Generalized Lotka-Volterra model with sparse interactions. Non-Gaussian effects and topological multiple-equilibria phase

We study the equilibrium phases of a generalized Lotka-Volterra model characterized by a species interaction matrix which is random, sparse, and symmetric. Dynamical fluctuations are modeled by a demographic noise with amplitude proportional to the effective temperature 𝑇. The equilibrium distribution of species abundances is obtained by means of the cavity method and the Belief Propagation equations, which allow for an exact solution on sparse networks. Our results reveal a rich and nontrivial phenomenology that deviates significantly from the predictions of fully connected models.

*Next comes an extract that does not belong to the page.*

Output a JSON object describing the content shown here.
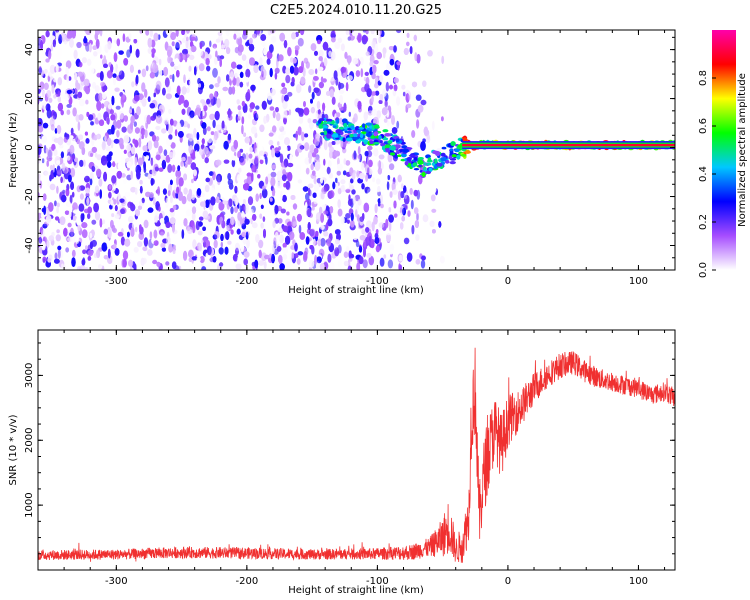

Consistently with data from real ecosystems, which are characterized by sparse rather than dense interaction networks, we find strong deviations from Gaussianity in the distribution of abundances. In addition to the study of these deviations from Gaussianity, which are not related to multiple equilibria, we also identified a novel topological multiple-attractor phase, present at both finite temperature, as shown here and at 𝑇=0, as previously suggested in the literature. The peculiarity of this phase, which differs from the multiple-equilibria phase of fully connected networks, is its strong dependence on the presence of extinctions. These findings provide new insights into how network topology and disorder influence ecological networks, particularly emphasizing that sparsity is a crucial feature for accurately modeling real-world ecological phenomena.